The actions are being taken under the guise that the elimination of DEI programs will ensure equal access and opportunity for all Missourians. The governor said in a press release: 'Our state agencies must operate under a framework that ensures fairness, equal opportunity, and merit-based decision-making.'
'This order reaffirms Missouri's commitment to a constitutional, color-blind approach that serves all citizens fairly.'
Has Missouri or this nation ever been color-blind and operated under a framework that ensures fairness, equal opportunity for all its citizens based on merit?
Hardly.
Did DEI programs significantly reduce or eliminate discriminatory practices against Blacks?
Certainly not.
Just look around in your workplace, your school, your neighborhood, in the broader landscape and many other areas of American life. What do you see? What has been your experience?
More importantly, what measures will the governor and legislature enact to ensure that constitutional, color-blind practices are actually being adhered to in governmental agencies that are supported by Black taxpayers' dollars?
What recourse is available to Black Missourians when the governmental agencies, whose services they pay for and rely on, are comfortable marginalizing and discriminating against them?
Did you vote for the governor and your representative because one of their first priorities was to eliminate DEI programs? Did they even campaign that it would be?

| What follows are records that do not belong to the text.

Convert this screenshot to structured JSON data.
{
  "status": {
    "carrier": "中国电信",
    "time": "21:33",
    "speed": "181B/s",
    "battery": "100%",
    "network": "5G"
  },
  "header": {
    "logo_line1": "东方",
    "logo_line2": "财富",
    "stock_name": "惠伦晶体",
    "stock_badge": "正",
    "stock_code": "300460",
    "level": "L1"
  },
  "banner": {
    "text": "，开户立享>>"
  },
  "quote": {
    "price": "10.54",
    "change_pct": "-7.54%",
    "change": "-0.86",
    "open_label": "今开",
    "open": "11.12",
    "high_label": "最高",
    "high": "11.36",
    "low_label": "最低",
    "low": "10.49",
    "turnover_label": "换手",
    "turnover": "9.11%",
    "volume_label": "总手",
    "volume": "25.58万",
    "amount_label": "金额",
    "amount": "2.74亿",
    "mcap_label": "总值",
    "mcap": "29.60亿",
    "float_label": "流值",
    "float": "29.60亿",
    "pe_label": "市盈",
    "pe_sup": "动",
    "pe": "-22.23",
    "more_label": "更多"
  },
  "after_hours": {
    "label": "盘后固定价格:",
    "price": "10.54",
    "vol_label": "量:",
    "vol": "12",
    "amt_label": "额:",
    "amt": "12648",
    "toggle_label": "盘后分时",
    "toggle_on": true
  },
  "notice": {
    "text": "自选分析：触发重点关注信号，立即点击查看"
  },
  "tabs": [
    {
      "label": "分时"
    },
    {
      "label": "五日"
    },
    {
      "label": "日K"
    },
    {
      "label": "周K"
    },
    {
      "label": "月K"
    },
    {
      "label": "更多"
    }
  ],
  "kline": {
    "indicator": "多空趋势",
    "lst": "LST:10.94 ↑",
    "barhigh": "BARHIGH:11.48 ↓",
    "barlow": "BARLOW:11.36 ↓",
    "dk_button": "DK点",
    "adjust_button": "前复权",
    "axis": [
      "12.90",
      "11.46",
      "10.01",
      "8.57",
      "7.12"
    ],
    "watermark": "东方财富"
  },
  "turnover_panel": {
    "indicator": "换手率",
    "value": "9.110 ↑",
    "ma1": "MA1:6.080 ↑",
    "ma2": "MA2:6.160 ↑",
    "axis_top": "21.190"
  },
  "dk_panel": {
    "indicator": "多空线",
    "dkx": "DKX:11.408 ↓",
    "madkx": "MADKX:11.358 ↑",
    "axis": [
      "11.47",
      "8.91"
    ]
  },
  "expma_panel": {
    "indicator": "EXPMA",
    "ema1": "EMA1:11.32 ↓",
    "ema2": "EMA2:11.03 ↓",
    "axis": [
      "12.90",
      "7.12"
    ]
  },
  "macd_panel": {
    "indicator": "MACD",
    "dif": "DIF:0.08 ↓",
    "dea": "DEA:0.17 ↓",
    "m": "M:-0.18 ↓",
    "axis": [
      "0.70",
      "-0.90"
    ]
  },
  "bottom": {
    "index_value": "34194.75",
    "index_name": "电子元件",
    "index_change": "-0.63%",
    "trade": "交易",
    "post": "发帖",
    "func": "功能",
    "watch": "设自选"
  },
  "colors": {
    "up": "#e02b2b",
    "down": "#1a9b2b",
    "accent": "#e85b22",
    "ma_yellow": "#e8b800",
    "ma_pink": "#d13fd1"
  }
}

What about their other legislative priorities that are emerging in addition to getting rid of DEI programs?
Criminalizing certain drag shows that could be witnessed by children, and providing tax credits for parents who choose to home school or send their children to private schools — are these issue areas that stand to harm or benefit most Missourians?

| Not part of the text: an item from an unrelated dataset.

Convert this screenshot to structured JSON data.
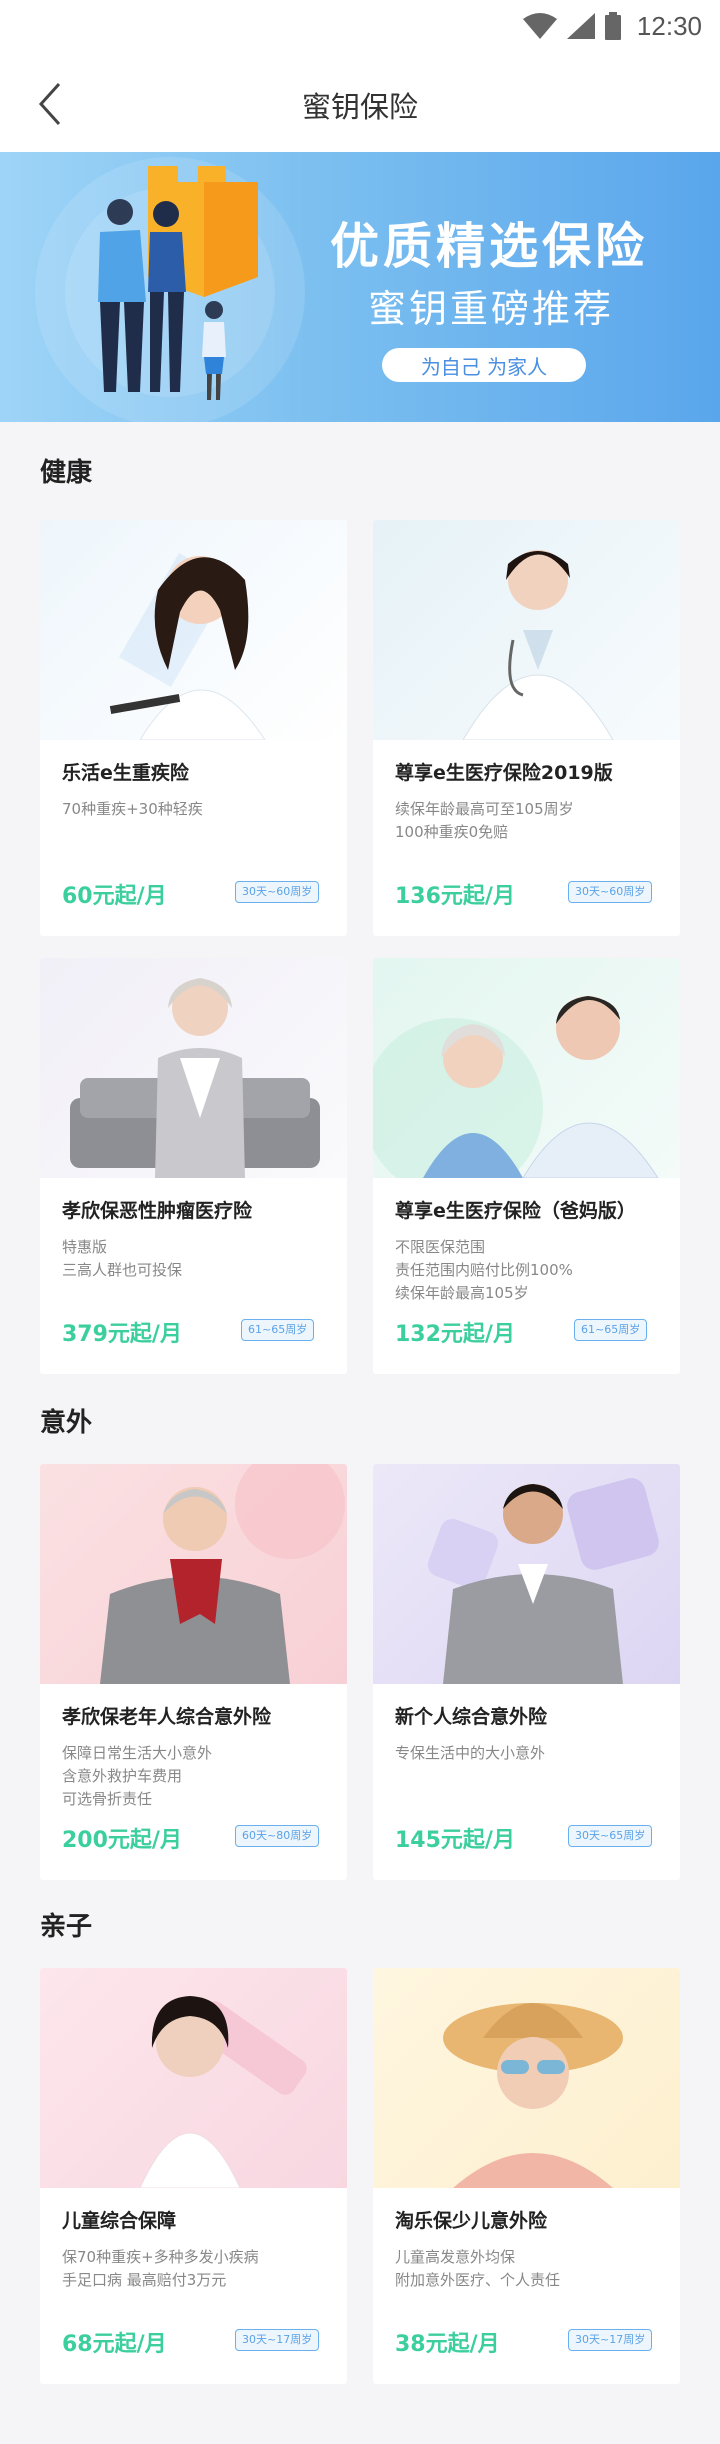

Wouldn't it make more sense to focus on ensuring the support of the many foster children who may be at risk for sexual abuse and other harmful conditions? What legislative initiatives are being pursued to improve student performance and achievement in public schools, and to blunt the impact should the Trump administration eliminate the Department of Education?
What about major legislative actions and bills that could impact a large segment of Missourians, such as farmers.
Agriculture is the number one industry in the state. Yet farmers stand to be harmed by a bill being proposed to increase taxes if they participate in solar or wind energy production. In a time when alternate forms of energy are in demand to fight climate change, why penalize farmers who are trying to provide it.
Is it for political reasons? Is it to fall in line with a national agenda which is designed to abandon any climate change efforts to use clean energy and to increase the use of fossil fuels instead?
What about the potentially devastating impact on Missouri soybean farmers that could result because of the swift decimation and disembowelment of the USAID department by the Trump administration's DOGE initiative? Soybeans are the No. 1 crop in Missouri, covering over five million acres every year.
The potentially negative economic impact of proposed and threatened tariffs on many of the produce and cattle farmers across the state is unknown, but no doubt looms heavily in terms of not only maintaining their livelihood, but advancing it.
What are the legislators you voted for going to do about it? In Jefferson City or Washington?
What is being done to address or mitigate the potential harm other DOGE random, erratic, irrational dissolution, or funding cuts for programs will have on many Missourians?
While the Trump administration claims that they will not cut Social Security, Medicaid and Medicare, there is a proposal circulating in Congress to cut the federal contribution to the states' expanded Medicaid programs. Millions of recipients will be negatively affected.
There is also growing concern that the Congressional proposed budget will include massive cuts to Medicaidthat will harm children, people with disabilities, rural Americans, and seniors.
What are the legislators whom you voted for doing about it?
Are you contacting them to find out?
There are so many issues and actions being thrown at us on a daily basis. While alarming and daunting, now is not the time to tune out or ignore what is going on in our state or in Washington.
You voted for your representatives for one or more reasons. Are their actions meeting your needs and expectations?
If they are not, we only have ourselves to blame.
In the future, what will we do about it?